In the time of Moses, the commandments were preserved in a temple, not in the seat of government.  And from the beginning of recorded history, forcing people to accept a faith has never resulted in a religion that endures.  It merely ensures that when power changes hands, as it always does eventually, that the people of our faith will be denied the freedoms we have denied to others.  If my descendants live in a country where Christians are a minority, I want them to be able to practice their faith without repercussions.  Finding a way to coexist peacefully is the only way to safeguard the future of the religious freedom on which this nation was founded.

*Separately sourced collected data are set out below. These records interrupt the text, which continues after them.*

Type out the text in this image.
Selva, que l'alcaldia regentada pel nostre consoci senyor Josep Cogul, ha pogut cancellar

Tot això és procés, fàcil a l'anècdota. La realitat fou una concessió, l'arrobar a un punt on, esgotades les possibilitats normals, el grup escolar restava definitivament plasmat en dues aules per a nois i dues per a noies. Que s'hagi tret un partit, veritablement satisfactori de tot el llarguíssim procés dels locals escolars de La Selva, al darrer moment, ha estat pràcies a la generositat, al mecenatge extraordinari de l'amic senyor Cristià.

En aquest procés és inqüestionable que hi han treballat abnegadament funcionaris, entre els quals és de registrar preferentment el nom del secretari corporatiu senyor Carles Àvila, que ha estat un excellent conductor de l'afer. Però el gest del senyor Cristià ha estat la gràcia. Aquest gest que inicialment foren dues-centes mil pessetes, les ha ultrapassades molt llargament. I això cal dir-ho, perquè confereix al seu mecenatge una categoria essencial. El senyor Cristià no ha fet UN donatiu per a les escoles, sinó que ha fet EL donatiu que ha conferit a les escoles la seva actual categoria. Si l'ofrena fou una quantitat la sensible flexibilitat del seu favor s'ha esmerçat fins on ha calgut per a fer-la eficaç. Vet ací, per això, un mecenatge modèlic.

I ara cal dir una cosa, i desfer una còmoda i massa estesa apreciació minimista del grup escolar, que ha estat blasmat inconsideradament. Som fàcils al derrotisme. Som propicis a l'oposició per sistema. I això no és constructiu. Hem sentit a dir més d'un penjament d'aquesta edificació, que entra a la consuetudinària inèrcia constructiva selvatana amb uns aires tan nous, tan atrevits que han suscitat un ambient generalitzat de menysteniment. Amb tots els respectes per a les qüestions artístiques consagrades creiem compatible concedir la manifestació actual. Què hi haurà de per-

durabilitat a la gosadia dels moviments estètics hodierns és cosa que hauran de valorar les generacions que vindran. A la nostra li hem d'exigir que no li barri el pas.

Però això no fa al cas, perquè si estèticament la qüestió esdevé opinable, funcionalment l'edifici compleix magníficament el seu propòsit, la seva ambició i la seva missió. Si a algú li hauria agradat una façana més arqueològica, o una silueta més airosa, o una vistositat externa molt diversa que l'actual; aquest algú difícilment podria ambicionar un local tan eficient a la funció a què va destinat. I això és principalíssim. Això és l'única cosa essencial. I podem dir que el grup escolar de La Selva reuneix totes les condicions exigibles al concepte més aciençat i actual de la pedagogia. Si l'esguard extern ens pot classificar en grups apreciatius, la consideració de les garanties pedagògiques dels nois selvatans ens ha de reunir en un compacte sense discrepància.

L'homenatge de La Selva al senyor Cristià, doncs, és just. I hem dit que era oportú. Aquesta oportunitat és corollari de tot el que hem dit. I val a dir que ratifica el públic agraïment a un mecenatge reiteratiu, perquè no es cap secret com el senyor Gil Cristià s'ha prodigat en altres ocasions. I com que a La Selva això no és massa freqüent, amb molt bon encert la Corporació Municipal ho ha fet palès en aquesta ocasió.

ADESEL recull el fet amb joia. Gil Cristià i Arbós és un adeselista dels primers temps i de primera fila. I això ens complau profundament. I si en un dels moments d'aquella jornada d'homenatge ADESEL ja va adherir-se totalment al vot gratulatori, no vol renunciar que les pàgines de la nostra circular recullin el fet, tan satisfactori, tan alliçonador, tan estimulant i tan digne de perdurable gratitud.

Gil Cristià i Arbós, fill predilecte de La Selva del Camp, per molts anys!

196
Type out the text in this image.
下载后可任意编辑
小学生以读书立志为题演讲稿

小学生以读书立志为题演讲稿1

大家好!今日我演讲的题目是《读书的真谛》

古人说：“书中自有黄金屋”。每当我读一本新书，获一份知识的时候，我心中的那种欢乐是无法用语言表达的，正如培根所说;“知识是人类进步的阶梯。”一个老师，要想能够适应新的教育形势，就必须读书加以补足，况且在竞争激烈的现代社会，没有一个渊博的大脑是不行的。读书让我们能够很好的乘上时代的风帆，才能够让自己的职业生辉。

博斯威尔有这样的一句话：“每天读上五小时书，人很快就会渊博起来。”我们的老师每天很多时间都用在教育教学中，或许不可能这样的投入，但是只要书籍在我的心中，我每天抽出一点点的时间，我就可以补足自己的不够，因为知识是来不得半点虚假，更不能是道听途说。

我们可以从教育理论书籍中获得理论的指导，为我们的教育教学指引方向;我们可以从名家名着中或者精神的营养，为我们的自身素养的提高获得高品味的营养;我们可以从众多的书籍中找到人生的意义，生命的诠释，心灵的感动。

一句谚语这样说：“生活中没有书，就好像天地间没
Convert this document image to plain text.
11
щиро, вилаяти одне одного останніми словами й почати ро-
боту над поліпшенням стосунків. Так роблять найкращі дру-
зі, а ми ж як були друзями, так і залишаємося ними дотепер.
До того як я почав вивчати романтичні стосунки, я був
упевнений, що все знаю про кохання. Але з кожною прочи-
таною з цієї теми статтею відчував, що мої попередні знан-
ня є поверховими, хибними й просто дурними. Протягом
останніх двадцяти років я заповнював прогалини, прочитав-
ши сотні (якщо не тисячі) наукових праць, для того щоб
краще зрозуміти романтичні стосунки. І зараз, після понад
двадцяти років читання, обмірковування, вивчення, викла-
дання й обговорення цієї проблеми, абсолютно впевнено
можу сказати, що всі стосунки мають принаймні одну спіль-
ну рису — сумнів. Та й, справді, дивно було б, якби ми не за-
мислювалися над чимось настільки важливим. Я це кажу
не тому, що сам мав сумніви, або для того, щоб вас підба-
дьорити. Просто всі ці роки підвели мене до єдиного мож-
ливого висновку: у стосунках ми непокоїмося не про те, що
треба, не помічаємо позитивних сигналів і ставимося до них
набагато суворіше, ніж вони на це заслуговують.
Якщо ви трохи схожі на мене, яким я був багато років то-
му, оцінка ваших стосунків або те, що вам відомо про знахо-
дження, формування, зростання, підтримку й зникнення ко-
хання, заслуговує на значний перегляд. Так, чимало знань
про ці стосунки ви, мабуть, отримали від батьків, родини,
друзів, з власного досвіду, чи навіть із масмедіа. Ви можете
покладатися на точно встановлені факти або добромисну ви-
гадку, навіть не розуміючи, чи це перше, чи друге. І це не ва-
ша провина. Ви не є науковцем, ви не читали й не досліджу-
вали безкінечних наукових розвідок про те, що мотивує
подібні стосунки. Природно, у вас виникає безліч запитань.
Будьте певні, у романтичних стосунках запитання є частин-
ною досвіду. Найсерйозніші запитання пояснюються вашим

Insisting that the commandments be posted on government property is also contrary to the teachings of the Christ from whom we Christians take our name.  Even Jesus advocated separation of church and state, telling citizens that they should render to Caesar what was Caesar’s and to God what was God’s.  And, most importantly, Jesus never forced anyone to accept the Good News he shared.  Though thousands listened to his sermons and witnessed the miracles he performed, he never begged or forced anyone to believe he spoke truth.  Many are the stories of people he sadly watched as they walked away from what he offered.

If we believe that God’s grace is sufficient, then we must also believe that no monument made with human hands is necessary to Christ’s message.  In fact, when the apostles proposed building a temple in his honor, he quickly let them know they were heading in the wrong direction.

Growing up in Wyoming County, I learned about government in school and God in church.  My youth leader was also a teacher at the school, but she didn’t have to post the Ten Commandments in her classroom or preach to her students for people to see Christ in her life.  I find myself wondering how that changed in a town that has no hint of a non-Christian religion within its borders.

Erecting such a monument isn’t necessary and probably does the Gospel more harm than good.  Such actions make Christians appear desperately afraid that the message of Grace isn’t sufficient.  And what ultimately draws people to any faith is its ability to help us find joy and meaning in our lives.

So tell me your stories of a faith that needs no force, no fear, no monuments.